2024’te izlediğimiz ilk filmler yeni bir yönetmen kuşağının filizlendiğini de gösteriyor. Kendi kuşaklarının dertleriyle ilgilenen, daha kentli bir dili var. Memleket izin verir de serpilip gelişirler mi göreceğiz.

Adettendir, yıl sonu yaklaştığında geride kalanın şeceresi çıkarılır. Meslektaşım Mehmet Açar ile tek tek filmler hakkında ayrıntılı konuştuğumuz “Netlik Ayarı” programı 29 Aralıkta Artı TV YouTube kanalında yayımlanacak. İzlemenizi tavsiye ederim.

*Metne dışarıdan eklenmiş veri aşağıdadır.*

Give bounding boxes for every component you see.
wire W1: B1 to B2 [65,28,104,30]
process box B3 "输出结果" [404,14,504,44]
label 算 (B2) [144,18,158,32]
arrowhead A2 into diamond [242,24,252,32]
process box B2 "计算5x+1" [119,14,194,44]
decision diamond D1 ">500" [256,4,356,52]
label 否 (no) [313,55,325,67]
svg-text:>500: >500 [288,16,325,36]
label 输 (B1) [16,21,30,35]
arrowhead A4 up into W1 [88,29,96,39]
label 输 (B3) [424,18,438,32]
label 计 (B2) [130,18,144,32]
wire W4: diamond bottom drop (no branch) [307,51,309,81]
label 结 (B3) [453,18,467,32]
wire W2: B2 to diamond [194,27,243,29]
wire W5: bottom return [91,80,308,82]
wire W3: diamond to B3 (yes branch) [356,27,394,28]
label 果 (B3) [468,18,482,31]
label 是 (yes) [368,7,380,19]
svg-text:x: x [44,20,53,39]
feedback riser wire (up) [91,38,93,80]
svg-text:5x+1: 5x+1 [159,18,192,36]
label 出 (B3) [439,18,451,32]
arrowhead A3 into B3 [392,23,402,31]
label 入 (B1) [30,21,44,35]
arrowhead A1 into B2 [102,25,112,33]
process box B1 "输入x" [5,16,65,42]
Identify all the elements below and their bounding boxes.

Ama bu yılın ‘sanat sineması’ seçkilerine bakınca ortaya çıkan çeşitlilik üzerine ayrıca birkaç söz etmek gerekiyor.

2024 yılında yeni bir kuşağın filizlendiğini gördük. İstanbul, Adana ve Antalya film festivallerinin seçkisinde izlediğimiz yapımlar hem konu seçimleri hem de estetik yönelimleriyle bir arayışın varlığını hissettirdi. Sinemamızın son yirmi yılına damga vuran eğilim ve estetik statükonun azaldığı ama yerine de tam olarak yeni bir şeyin inşa edilemediği ‘ara bir dönem’ belki de bu. Örneğin, birbirlerinden çok farklı konuları, yaklaşımları ve dertleri olmasına rağmen “Bildiğin Gibi Değil” ile “Hemme’nin Öldüğü Günlerden Biri” ve “Tereddüt Çizgisi”ni birbirine bağlayan bir hat vardı bana kalırsa.

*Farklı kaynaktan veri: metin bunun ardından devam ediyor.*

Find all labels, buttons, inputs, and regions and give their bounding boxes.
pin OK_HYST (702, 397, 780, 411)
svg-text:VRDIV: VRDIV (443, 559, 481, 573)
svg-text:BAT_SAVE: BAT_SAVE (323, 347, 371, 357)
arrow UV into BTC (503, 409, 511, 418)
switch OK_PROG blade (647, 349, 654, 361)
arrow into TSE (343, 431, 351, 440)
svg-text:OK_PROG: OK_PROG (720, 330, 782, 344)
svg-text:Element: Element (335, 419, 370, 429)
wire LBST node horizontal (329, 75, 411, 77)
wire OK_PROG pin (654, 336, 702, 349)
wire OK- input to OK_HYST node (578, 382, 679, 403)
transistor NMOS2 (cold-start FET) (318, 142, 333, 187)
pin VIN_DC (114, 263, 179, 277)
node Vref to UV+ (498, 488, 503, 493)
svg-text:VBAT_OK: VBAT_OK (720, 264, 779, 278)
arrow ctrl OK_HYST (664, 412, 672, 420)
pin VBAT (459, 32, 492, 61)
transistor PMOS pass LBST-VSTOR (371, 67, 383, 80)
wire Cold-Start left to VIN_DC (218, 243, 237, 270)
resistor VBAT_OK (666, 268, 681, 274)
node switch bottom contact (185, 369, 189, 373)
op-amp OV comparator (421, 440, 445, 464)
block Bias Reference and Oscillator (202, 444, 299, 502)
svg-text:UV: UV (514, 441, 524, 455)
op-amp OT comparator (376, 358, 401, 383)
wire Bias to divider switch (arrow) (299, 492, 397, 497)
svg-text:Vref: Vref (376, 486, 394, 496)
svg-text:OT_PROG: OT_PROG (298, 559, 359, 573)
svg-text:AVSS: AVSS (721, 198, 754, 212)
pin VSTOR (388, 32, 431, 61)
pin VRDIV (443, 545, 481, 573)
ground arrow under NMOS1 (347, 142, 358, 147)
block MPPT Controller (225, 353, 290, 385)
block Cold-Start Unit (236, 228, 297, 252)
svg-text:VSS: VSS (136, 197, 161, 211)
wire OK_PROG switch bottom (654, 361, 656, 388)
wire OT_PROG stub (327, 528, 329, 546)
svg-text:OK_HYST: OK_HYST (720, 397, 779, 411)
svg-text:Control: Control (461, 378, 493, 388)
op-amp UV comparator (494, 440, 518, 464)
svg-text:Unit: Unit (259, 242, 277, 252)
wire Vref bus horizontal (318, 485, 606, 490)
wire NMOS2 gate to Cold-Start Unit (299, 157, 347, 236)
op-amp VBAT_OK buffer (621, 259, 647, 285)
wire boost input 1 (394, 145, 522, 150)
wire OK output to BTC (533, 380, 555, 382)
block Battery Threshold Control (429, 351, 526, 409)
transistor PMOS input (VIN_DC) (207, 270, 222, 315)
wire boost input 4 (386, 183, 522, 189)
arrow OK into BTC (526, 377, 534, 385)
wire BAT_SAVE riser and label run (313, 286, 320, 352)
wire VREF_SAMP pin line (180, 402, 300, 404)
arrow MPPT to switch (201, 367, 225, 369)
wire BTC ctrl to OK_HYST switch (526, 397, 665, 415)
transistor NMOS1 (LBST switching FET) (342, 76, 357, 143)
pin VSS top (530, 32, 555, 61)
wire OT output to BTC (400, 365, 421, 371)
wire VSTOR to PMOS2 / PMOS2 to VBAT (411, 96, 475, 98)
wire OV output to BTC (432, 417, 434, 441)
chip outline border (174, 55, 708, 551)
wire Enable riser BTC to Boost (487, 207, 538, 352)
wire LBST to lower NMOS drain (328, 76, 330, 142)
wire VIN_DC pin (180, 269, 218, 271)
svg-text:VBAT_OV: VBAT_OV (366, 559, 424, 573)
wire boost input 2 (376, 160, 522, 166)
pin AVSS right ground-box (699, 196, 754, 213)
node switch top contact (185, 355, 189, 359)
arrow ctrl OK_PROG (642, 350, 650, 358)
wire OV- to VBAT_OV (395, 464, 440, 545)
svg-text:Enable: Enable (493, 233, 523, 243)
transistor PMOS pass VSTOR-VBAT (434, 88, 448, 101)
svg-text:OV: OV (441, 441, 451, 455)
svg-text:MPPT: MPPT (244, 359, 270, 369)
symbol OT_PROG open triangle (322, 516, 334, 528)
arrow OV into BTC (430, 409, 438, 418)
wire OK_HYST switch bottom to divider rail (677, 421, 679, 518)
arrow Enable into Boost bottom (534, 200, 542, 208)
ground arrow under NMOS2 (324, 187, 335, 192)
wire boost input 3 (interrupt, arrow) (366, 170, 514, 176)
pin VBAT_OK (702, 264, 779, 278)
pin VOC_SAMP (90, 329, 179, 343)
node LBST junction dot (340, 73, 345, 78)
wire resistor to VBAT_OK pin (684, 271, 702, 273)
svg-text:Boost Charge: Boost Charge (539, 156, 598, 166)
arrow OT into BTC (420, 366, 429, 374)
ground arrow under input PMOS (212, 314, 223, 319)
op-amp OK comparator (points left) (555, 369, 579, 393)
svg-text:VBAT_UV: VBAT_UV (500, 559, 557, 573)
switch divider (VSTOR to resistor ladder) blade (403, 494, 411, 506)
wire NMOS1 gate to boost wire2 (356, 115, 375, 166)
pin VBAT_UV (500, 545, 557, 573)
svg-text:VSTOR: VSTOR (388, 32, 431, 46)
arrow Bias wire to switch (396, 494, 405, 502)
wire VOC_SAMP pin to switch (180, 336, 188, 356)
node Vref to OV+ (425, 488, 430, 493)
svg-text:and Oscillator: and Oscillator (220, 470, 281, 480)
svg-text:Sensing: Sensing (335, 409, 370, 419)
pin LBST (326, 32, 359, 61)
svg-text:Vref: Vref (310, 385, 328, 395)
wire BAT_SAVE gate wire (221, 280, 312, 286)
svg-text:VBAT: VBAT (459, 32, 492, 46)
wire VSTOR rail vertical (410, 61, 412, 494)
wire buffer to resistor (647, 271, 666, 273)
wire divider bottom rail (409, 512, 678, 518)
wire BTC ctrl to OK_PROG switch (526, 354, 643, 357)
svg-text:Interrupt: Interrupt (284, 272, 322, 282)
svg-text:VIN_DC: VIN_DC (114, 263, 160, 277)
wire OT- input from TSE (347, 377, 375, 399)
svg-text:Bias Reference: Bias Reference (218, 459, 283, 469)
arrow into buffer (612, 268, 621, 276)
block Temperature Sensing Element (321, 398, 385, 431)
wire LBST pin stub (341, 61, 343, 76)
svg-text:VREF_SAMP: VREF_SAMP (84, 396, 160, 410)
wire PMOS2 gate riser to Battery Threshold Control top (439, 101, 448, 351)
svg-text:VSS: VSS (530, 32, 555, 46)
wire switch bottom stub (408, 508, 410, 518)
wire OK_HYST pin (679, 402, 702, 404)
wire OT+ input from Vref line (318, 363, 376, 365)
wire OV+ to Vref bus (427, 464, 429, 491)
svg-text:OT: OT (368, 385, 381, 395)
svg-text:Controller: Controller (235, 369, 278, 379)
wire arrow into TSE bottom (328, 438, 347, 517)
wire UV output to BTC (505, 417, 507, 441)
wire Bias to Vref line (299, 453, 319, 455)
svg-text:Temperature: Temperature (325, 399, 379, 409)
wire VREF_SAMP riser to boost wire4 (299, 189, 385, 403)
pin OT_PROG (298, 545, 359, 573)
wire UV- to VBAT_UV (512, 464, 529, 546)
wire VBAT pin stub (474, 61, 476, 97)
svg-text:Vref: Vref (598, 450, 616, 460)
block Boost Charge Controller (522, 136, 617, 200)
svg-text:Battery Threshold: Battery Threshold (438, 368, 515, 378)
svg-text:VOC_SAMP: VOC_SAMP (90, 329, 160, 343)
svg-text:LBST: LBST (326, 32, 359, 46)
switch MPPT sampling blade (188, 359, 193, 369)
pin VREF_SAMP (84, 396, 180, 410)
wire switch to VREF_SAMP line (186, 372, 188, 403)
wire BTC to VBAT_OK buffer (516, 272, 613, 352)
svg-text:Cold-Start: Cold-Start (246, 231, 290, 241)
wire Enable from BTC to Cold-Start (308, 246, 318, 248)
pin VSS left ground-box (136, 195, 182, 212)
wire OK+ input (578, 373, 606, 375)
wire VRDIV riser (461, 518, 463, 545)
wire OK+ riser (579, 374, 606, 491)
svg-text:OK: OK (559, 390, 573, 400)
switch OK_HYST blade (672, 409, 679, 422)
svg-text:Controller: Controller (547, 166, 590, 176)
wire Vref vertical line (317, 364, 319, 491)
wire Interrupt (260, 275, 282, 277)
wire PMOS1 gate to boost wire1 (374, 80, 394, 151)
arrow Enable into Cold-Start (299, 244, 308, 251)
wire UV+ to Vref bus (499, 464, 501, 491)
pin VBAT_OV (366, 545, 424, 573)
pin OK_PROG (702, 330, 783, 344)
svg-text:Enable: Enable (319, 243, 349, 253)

hemmenin-oldugu-gunlerden-biri-wscz.jpeg
Hemme'nin Öldüğü Günlerden Biri/ Yön: Murat Fıratoğlu

Önceki kuşakların “İstanbul’dan sonrası taşra” diyen toptancı yaklaşımının aksine, bu üç filmin yaratıcıları hikayeye ev sahipliği yapan kentlerin adını koymayı (Tokat, Siverek, Uşak), buraların yerel dinamiklerini hikayenin parçası haline getirmeyi ve daha da önemlisi yerleşik anlatıların toptancı yaklaşımlarını reddederek ‘olumlu’ karakter ve durumlara da alan açmayı tercih etmişti.

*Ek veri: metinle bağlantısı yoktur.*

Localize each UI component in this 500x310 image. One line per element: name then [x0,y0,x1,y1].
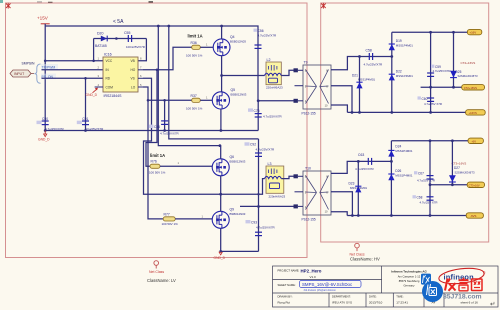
svg-text:4.7u/25V/X7R: 4.7u/25V/X7R [364,63,384,67]
svg-text:100 50V 1%: 100 50V 1% [149,171,166,175]
node bottom rail junctions [351,111,432,114]
svg-text:C91: C91 [82,117,88,121]
svg-text:GND_D: GND_D [86,93,98,97]
svg-text:SMPSIN: SMPSIN [22,62,36,66]
svg-text:MSS1P4M01: MSS1P4M01 [350,186,367,190]
diode D21 [352,57,375,113]
svg-text:S2SMAJ03-BT3: S2SMAJ03-BT3 [455,170,475,174]
svg-text:ClassName: LV: ClassName: LV [147,278,176,283]
svg-text:C86: C86 [154,125,160,129]
svg-text:220nH/6A23: 220nH/6A23 [266,85,283,89]
svg-text:4.7u/25V/X7R: 4.7u/25V/X7R [258,33,278,37]
svg-text:C55: C55 [124,31,130,35]
wire +15V top rail [45,26,258,101]
svg-text:CT2+16VS: CT2+16VS [461,61,476,65]
svg-text:Am Campeon 1-12: Am Campeon 1-12 [398,274,421,278]
svg-text:C67: C67 [418,172,424,176]
diode D20 BAT165 [94,32,147,61]
svg-text:MSS1P4M01: MSS1P4M01 [396,74,413,78]
wire Q4 drain [220,25,223,39]
node return2 [257,205,260,208]
svg-text:IC16: IC16 [104,53,112,57]
svg-text:4.7u/25V/X7R: 4.7u/25V/X7R [256,225,276,229]
wire midpoint to L2 [222,75,265,77]
svg-text:D19: D19 [396,39,402,43]
svg-text:+15V: +15V [37,16,49,21]
svg-text:IFEU ATV SYS: IFEU ATV SYS [332,300,352,304]
transformer T10 [294,167,332,222]
node D20 column [92,60,95,63]
svg-text:MSS1P4M01: MSS1P4M01 [395,174,412,178]
svg-text:100n/25V/X7R: 100n/25V/X7R [126,45,145,49]
capacitor C76 column [248,101,283,131]
svg-text:D23: D23 [349,181,355,185]
IC16 pin names [106,59,136,89]
corner artifact mark [0,0,3,3]
label CT2+16VS [461,61,476,65]
svg-text:V1.0: V1.0 [310,275,317,279]
title block sheet row [278,280,362,291]
HV blanket corner star [321,3,326,9]
node D20/C55 [115,37,118,40]
diode D26 [388,169,413,180]
title block department [332,295,352,305]
harness signal PS_ON [41,74,56,80]
svg-text:ClassName: HV: ClassName: HV [350,257,380,262]
node GND rail junctions [44,129,223,132]
wire R76 to Q6 gate [160,161,212,166]
node C67 top [429,139,432,142]
wire T9 pin6 stub [331,86,352,113]
svg-text:C63: C63 [358,153,364,157]
node bottom rail2 junctions [351,214,431,217]
node GND2 [219,250,222,253]
svg-text:4.7u/25V/X7R: 4.7u/25V/X7R [433,69,451,73]
svg-text:C60: C60 [422,97,428,101]
title block date [369,295,383,305]
wire +15V vertical to VCC and C90 [44,26,46,131]
svg-text:+16V: +16V [469,31,476,35]
wire LO net [143,87,192,219]
svg-text:limit 1A: limit 1A [188,34,203,39]
svg-text:SHEET NAME:: SHEET NAME: [278,283,296,287]
ground GND_D at COM [86,88,98,98]
wire Q7 drain [220,194,222,211]
capacitor C67 [414,141,435,185]
title block sheet of [461,301,479,305]
title block time [396,295,408,305]
svg-text:Infineon Technologies AG: Infineon Technologies AG [391,269,427,273]
svg-text:TR/PWM: TR/PWM [42,65,56,69]
svg-text:DATE:: DATE: [369,295,377,299]
svg-text:T9: T9 [304,61,308,65]
wire IN [42,69,104,71]
wire T9 pin10 to bottom rail [331,105,347,112]
IC16 pin numbers [98,57,143,87]
svg-text:D26: D26 [395,169,401,173]
wire midpoint2 to L3 [221,179,265,195]
harness brace [34,64,40,83]
svg-text:limit 1A: limit 1A [150,153,165,158]
port CT2+16VS [462,85,485,90]
svg-text:D20: D20 [97,32,103,36]
svg-text:< 5A: < 5A [113,19,124,25]
node VCC branch [44,60,47,63]
svg-text:HO: HO [131,68,136,72]
capacitor C91 [77,117,104,131]
watermark red text [445,278,482,291]
node midpoint2 crossing [257,193,259,195]
diode D24 [388,141,413,216]
svg-text:4.7u/25V X7R: 4.7u/25V X7R [417,178,435,182]
svg-text:T10: T10 [305,167,311,171]
wire R36 to Q4 gate [200,43,213,48]
transistor Q7 [212,208,246,229]
svg-text:-6VS: -6VS [470,214,476,218]
node row2 D23 tap [357,160,360,163]
svg-text:↵: ↵ [490,301,495,308]
svg-text:C93: C93 [251,220,257,224]
wire HO to R77 [146,70,157,166]
title block address [391,269,427,287]
transistor Q5 [212,88,247,109]
node mid junctions [429,86,455,89]
port -6V [468,138,483,143]
label SMPSIN [22,62,36,66]
node RD / C91 [84,77,87,80]
capacitor C60 [418,87,443,112]
svg-text:C92: C92 [250,143,256,147]
capacitor C59 [427,32,450,87]
watermark blue circle [422,281,443,302]
IC16 pin stubs [95,70,143,87]
resistor R37 [186,94,203,111]
wire return2 [240,205,294,207]
resistor R77 [162,212,179,226]
wire primary return [258,100,294,102]
net class HV [350,243,380,261]
watermark blue tile small [421,274,431,285]
op-amp U1 gate driver IC16 body [103,53,138,98]
Infineon logo [438,266,486,286]
wire VCC [45,60,103,62]
capacitor C92 column [245,139,276,207]
svg-text:4.7u/25V/X7R: 4.7u/25V/X7R [160,132,180,136]
diode D25 TVS [450,32,478,87]
svg-text:sheet 6 of 16: sheet 6 of 16 [461,301,479,305]
node D19 bottom [390,55,393,58]
svg-text:SMPS_16V@-6V.SchDoc: SMPS_16V@-6V.SchDoc [302,282,353,287]
wire Q5 drain [221,76,223,92]
svg-text:DEPARTMENT:: DEPARTMENT: [332,295,351,299]
svg-text:C90: C90 [42,117,48,121]
capacitor C63 [355,153,375,171]
svg-text:INPUT: INPUT [14,72,24,76]
svg-text:GND_D: GND_D [214,256,226,260]
svg-text:+16VS: +16VS [469,111,477,115]
node D24 bottom [390,160,393,163]
port -6VS [466,213,483,218]
svg-text:R36: R36 [191,41,197,45]
svg-text:BAT165: BAT165 [95,44,107,48]
wire C55 to VB [138,39,146,61]
svg-text:PS12-155: PS12-155 [302,111,316,115]
svg-text:R37: R37 [191,94,197,98]
svg-text:TIME:: TIME: [396,295,403,299]
svg-text:4.7u/25V/X7R: 4.7u/25V/X7R [263,115,283,119]
svg-text:4.7u/25V/X7R: 4.7u/25V/X7R [256,148,276,152]
svg-text:Rong Rui: Rong Rui [278,300,291,304]
svg-text:DRAWN BY:: DRAWN BY: [278,295,293,299]
wire Q6 source to midpoint2 [220,176,222,194]
wire top rail HV2 [391,140,468,142]
wire mid HV2 [430,184,467,186]
inductor L3 [265,162,286,199]
label CT3+16VS [452,161,467,165]
svg-text:C68: C68 [417,196,423,200]
svg-text:Germany: Germany [403,283,415,287]
svg-text:MSS1P4M01: MSS1P4M01 [396,43,413,47]
node D25 top [452,31,455,34]
svg-text:85J718.com: 85J718.com [443,294,482,301]
svg-text:CT3+16VS: CT3+16VS [452,161,467,165]
svg-text:VCC: VCC [106,59,113,63]
transformer T9 [294,61,332,116]
svg-text:BSB012N03: BSB012N03 [230,39,246,43]
diode D19 [389,32,414,112]
wire HO net [143,47,192,70]
wire R77 to Q7 gate [175,214,212,219]
svg-text:3rd division (2N)/part divisio: 3rd division (2N)/part division [304,289,337,292]
capacitor C68 [413,185,438,216]
port +16V [467,29,481,34]
diode D23 [349,161,368,215]
svg-text:CT2+16VS: CT2+16VS [464,86,477,90]
transistor Q4 [213,35,246,56]
svg-text:PS12-155: PS12-155 [302,217,316,221]
svg-text:C76: C76 [254,109,260,113]
wire GND2 run [221,250,259,252]
node primary return [257,99,260,102]
wire +15V drop to Q6 drain [157,25,220,146]
svg-text:17:23:41: 17:23:41 [396,300,408,304]
svg-text:D22: D22 [396,70,402,74]
capacitor C56 column [254,29,278,49]
diode D22 [389,70,414,81]
svg-text:BSB012N03: BSB012N03 [231,92,247,96]
wire RD [42,77,104,79]
title block project row [278,268,322,279]
wire T10 pin10 to bottom rail [331,212,347,216]
wire T9 pin8 riser [331,57,392,70]
wire T10 pin6 stub [331,192,352,216]
capacitor C86 [149,100,180,135]
capacitor C58 [364,49,384,67]
wire +15V drop to C92 rail [167,25,258,139]
node D27 top [451,139,454,142]
svg-text:L2: L2 [267,58,271,62]
capacitor C93 column [246,207,276,252]
LV blanket corner star [6,3,11,9]
svg-text:LO: LO [131,85,136,89]
wire mid HV1 [421,86,462,88]
title block frame [273,266,499,307]
svg-text:Net Class: Net Class [149,270,164,274]
inductor L2 [265,58,284,90]
svg-text:GND_D: GND_D [38,137,50,141]
wire T10 pin8 riser [331,161,391,173]
svg-text:4.7u/25V X7R: 4.7u/25V X7R [420,201,438,205]
title block drawn by [278,295,293,305]
label limit 1A (bottom) [150,153,165,158]
svg-text:COM: COM [106,85,114,89]
svg-text:S2SMAJ03-BT3: S2SMAJ03-BT3 [458,74,478,78]
svg-text:2013/7/10: 2013/7/10 [369,300,383,304]
wire C91 column [85,78,87,130]
svg-text:MSS1P4M01: MSS1P4M01 [395,149,412,153]
top edge scan dashes [37,1,153,3]
return arrow glyph [490,301,495,308]
node midpoint [220,74,223,77]
svg-text:100 50V 1%: 100 50V 1% [186,54,203,58]
port +16VS [466,110,486,115]
svg-text:220nH/6A23: 220nH/6A23 [269,195,286,199]
svg-text:100 50V 1%: 100 50V 1% [186,107,203,111]
wire Q7 source to GND [220,228,222,251]
net class LV [147,261,176,283]
diode D27 TVS [449,141,475,185]
wire L3 to T10 [281,176,293,178]
port CT3+16VS [467,182,484,187]
svg-text:C56: C56 [258,29,264,33]
node midpoint2 [219,193,222,196]
svg-text:R77: R77 [164,212,170,216]
node C59 top [429,31,432,34]
svg-text:-6V: -6V [472,139,477,143]
wire Q5 source [220,109,222,131]
svg-text:VB: VB [131,59,135,63]
title block size A4 [432,300,436,304]
wire bottom rail HV2 [347,215,466,217]
svg-text:VS: VS [131,77,135,81]
svg-text:4.7u/25V X7R: 4.7u/25V X7R [424,102,442,106]
resistor R36 [186,41,203,58]
svg-text:D24: D24 [395,145,401,149]
svg-text:L3: L3 [268,162,272,166]
svg-text:BSB012N03: BSB012N03 [230,212,246,216]
wire VS net [143,78,221,194]
label < 5A [113,19,124,25]
ground GND_D main [38,131,50,142]
ground GND_D bottom [214,252,226,260]
svg-text:IRS21844S: IRS21844S [104,94,123,98]
svg-text:RD: RD [106,77,111,81]
svg-text:PROJECT NAME:: PROJECT NAME: [278,268,300,272]
resistor R76 [149,160,166,175]
HV net-class blanket frame [321,3,489,242]
svg-text:R76: R76 [151,160,157,164]
node C86 tap [163,99,166,102]
LV net-class blanket frame [6,3,308,258]
harness signal TR/PWM [41,64,58,70]
node row1 D21 tap [358,55,361,58]
svg-text:C58: C58 [366,49,372,53]
svg-text:MSS1P4M01: MSS1P4M01 [358,78,375,82]
wire Q6 drain [219,144,222,159]
wire top rail HV1 [392,31,468,33]
svg-text:BSB012N03: BSB012N03 [230,159,246,163]
wire GND rail [45,130,258,132]
capacitor C90 [37,117,65,131]
watermark domain text [443,294,482,301]
wire bottom rail HV1 [347,111,465,113]
wire L2 to T9 [281,70,293,75]
svg-text:HP2_Hero: HP2_Hero [301,268,322,273]
label limit 1A (top) [188,34,203,39]
transistor Q6 [212,155,246,176]
node HO branch [156,69,159,72]
node mid2 junctions [429,183,454,186]
svg-text:CT3+16V: CT3+16V [469,183,480,187]
svg-text:85579 Neubiberg: 85579 Neubiberg [399,279,420,283]
port INPUT harness [10,70,34,77]
wire R37 to Q5 gate [200,96,212,101]
capacitor C55 [124,31,145,49]
wire Q4 source to midpoint [221,56,223,76]
power +15V [37,16,50,27]
svg-text:100 50V 1%: 100 50V 1% [162,222,179,226]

Türkiye’nin özellikle Gezi sonrası yaşadığı politik, ekonomik dönüşümün sonuçlarına dair hikayeler, bunlardan etkilenen karakterler de boy göstermeye başladı sinemamızda. Tam olarak böyle tarif edilebilir mi emin değilim ama “Gezi kuşağı”nın gençlerinin hikayeleri / yapıtları sıklıkla çıkıyor karşımıza. Bir önceki yılın filmi “Sanki Her Şey Biraz Felaket”, bu yıl izlediğimiz “Rosinante”, “Başlangıçlar”, “Beraber”, “Su Yüzü” gibi filmler tutunamamak, gitmek-kalmak ikilemleri ve aidiyet sorunları gibi güncel meseleler üzerine kurmuşlardı anlatılarını. “Yurt”u tema olarak değil belki ama yönetmenini kuşak olarak yukarıdaki listeye ekleyebiliriz. Yeni bir kuşağın, yeni yaklaşımların ilerleyen yıllarda sinemayı daha da zenginleştireceğine dair umutlu olabiliriz buradan baktığımızda.

baslangiclar.jpg
Başlangıçlar/ Ozan Yoleri

Bizi umutsuzluğa düşüren şey, ülke içindeki kaynakların karar vericilerinin siyasallaşmış olması, kırmızıçizgilerinin fazlalığı. Kültür Bakanlığı ve TRT gibi kurumları kastediyorum. Üstelik bu kırmızı çizgiler, yalnızca kaynak arayışındaki sinemacılara dayatılmakla kalmıyor. Aynı zamanda televizyonlardan dijital platformlara kadar her alanda üretim yapan sermaye sahibi yapımcıları da bağlıyor. Haliyle onlar da bu çizgilere basmamaya özen gösteriyorlar. Bu da ister istemez yaratıcının daha en baştan elini kolunu bağlayan bir probleme dönüşüyor. Kamu fonlarından vazgeçmek de doğru bir yol değil kanımca. Ama daha bağımsız kaynak fırsatları yaratmak, tabii ki bu filmlerin seyirciyle daha fazla buluşabileceği bir sistem kurabilmek en önemlisi.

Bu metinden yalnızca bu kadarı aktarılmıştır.